On 9 June 2009, the European Court of Human Rights (ECHR) rendered its judgment in the case of Opuz v. Turkey (application no. 33401/02) concerning the Turkish authorities’ failure to protect the applicant and her mother from domestic violence. Interights, the international centre for the legal protection of human rights, was a third party intervener on the case, submitting the following brief.

The Court held unanimously that there had been a violation of Article 2 (right to life), Article 3 (prohibition of torture and of inhuman and degrading treatment) and Article 14 (prohibition of discrimination) read in conjunction with the former two of the European Convention on Human Rights in respect of the applicant’s mother who was killed by the applicant’s ex-husband despite the fact that the domestic authorities had been repeatedly alerted about his violent and abusive behavior.

The following note provides a survey of both the facts of the case and the substantive rationale of the Court in its decision to uphold the violation of the abovementioned rights, and most eminently the government’s facilitation, or otherwise put, the procedural violation of the right to life that arguably becomes the counterpart for the ECHR judgment in the Osman case, considered below, where the Court rejected the violation of the right to life on similar grounds.

Principal facts

The applicant, Nahide Opuz, is a Turkish national living with H.O. They got married in November 1995 and had three children. Between April 1995 and March 1998 there were four incidents of H.O.’s violent and threatening behavior which came to the notice of the authorities. Both women were medically certified as having sustained life-threatening injuries. Criminal proceedings were brought against H.O. on three of those occasions. H.O. was twice remanded in custody and released pending trial. Since the complaints were withdrawn by the women, following H.O. pressure and death threats, the proceedings were stopped. H.O. was eventually convicted only for one count, sentenced to three months’ imprisonment, later commuted to a fine.
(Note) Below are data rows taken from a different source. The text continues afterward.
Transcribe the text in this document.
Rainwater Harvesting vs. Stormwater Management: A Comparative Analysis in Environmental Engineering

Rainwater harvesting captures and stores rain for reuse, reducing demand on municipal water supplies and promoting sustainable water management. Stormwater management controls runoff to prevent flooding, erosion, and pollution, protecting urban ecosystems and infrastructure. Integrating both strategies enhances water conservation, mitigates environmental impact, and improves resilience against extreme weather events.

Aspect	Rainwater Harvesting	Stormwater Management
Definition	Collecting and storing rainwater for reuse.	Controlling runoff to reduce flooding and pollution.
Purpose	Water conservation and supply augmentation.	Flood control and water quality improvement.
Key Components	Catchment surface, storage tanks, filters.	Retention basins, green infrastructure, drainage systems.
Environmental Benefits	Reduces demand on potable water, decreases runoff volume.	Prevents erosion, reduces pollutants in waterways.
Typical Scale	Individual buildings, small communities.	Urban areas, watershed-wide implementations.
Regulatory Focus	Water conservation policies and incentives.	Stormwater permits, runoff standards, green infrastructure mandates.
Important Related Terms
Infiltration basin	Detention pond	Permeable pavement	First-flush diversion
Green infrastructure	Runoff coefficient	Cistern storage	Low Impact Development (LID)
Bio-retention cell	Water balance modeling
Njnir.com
On 29 October 2001 the applicant was stabbed seven times by H.O. and taken to hospital. H.O. was charged with knife assault and given another fine of almost 840,000 Turkish lira (the equivalent of approximately EUR 385), which he could pay in eight installments. In his statement to the police he claimed that he and his wife, who frequently argued about her mother interfering in their marriage, had had an argument which had got out of hand. In April 1998, October and November 2001 and February 2002 the applicant and her mother filed complaints with the prosecution authorities about H.O.’s threats and harassment, claiming that their lives were in immediate danger and requesting that the authorities take immediate action such as H.O.’s detention. In response to those requests for protection, H.O. was questioned and his statements taken down; he was then released.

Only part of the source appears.